I've been keeping mine in standby also. Bottom line is you shouldn't have to put the unit in standby.


----------



## cabanaboy1977 (Nov 16, 2005)

Wolffpack said:


> Bottom line is you shouldn't have to put the unit in standby.


Very much agreed. I think I just do it because I feel safer that way.


----------



## wohlfie (Dec 28, 2005)

Wolffpack said:


> I've been keeping mine in standby also. Bottom line is you shouldn't have to put the unit in standby.


Not trying to start an arguement, but if Standby truly did NOTHING except cut the video feed as some have said, why on earth would they have bothered with it?

Just because consumers are lemmings and a device without an "off" would unnerve many people? (maybe)

But whether its true or not, it makes sense that it tells the unit you are not using the active tuner, and doesn't need to prompt you for a change, etc. This may be more important with the unit starting to look for available 'tuner time' for showcases.
And maybe it does help with housekeeping.
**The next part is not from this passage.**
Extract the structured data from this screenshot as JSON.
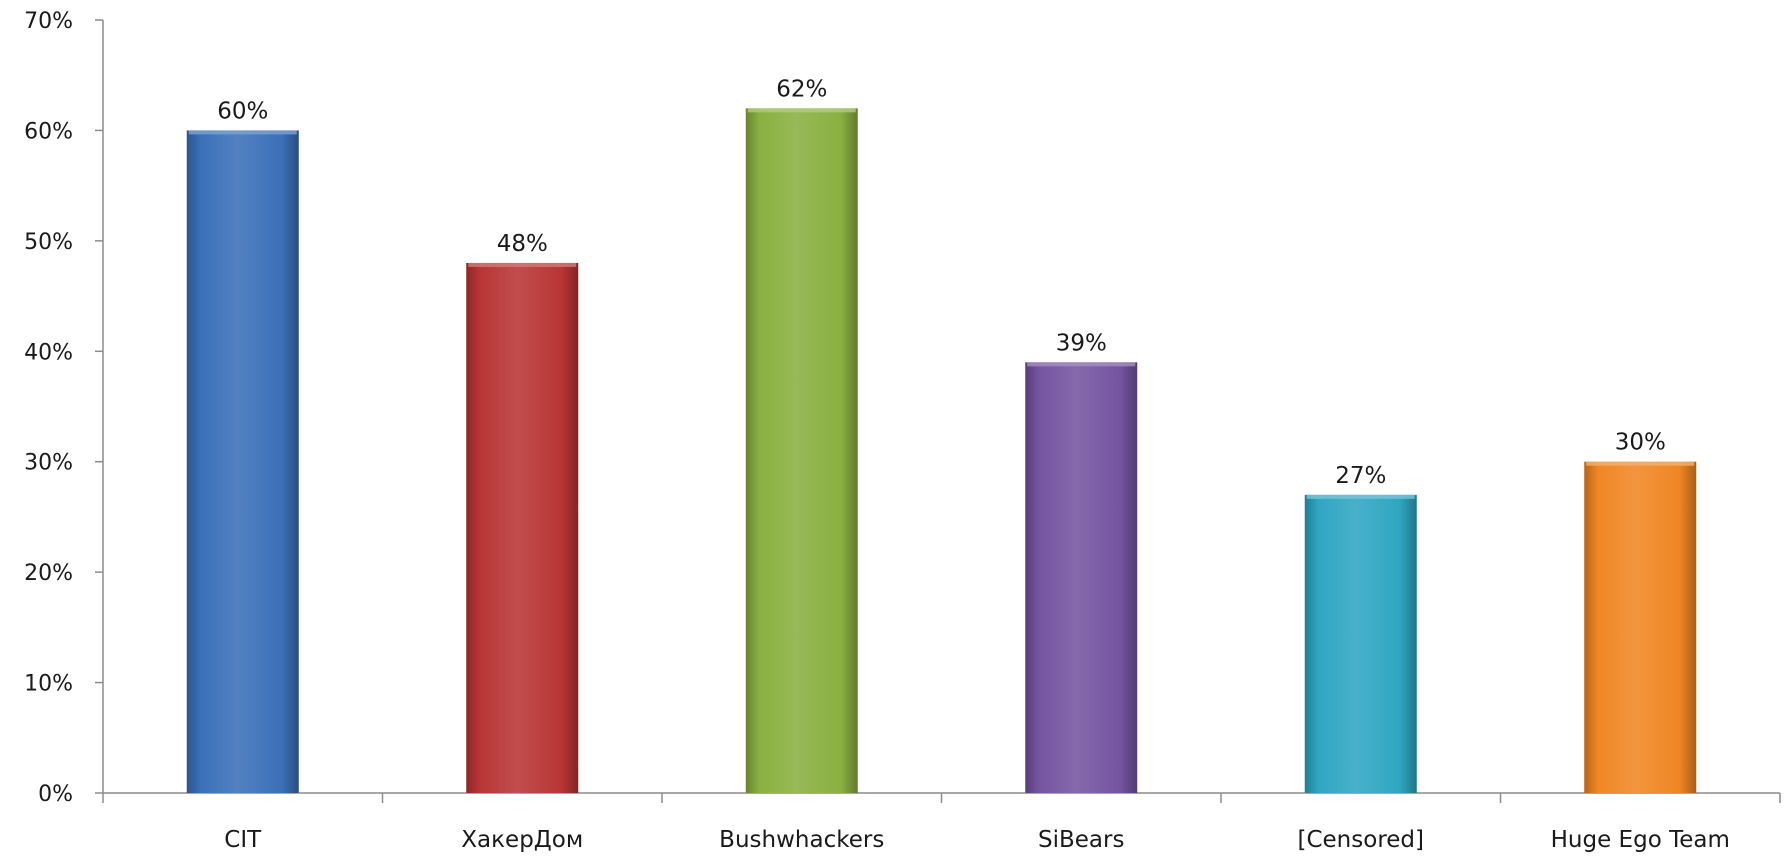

There seems to have been anecdotal evidence that the unit is happier being in Standby occassionally.

Anyway....I will continue to put mine in Standay (especially since I am one of the lucky ones whose remote does both without switching the slider...

So while maybe "you shouldn't need to"....unless there is a pressing need to leave it on, Standby seems like the prudent choice to me!


----------



## Bobman (Jan 3, 2006)

wohlfie said:


> if Standby truly did NOTHING except cut the video feed as some have said, why on earth would they have bothered with it?


I think one point was the DirecTiVos work well with out having to be put in standby so the R-15 should too.


----------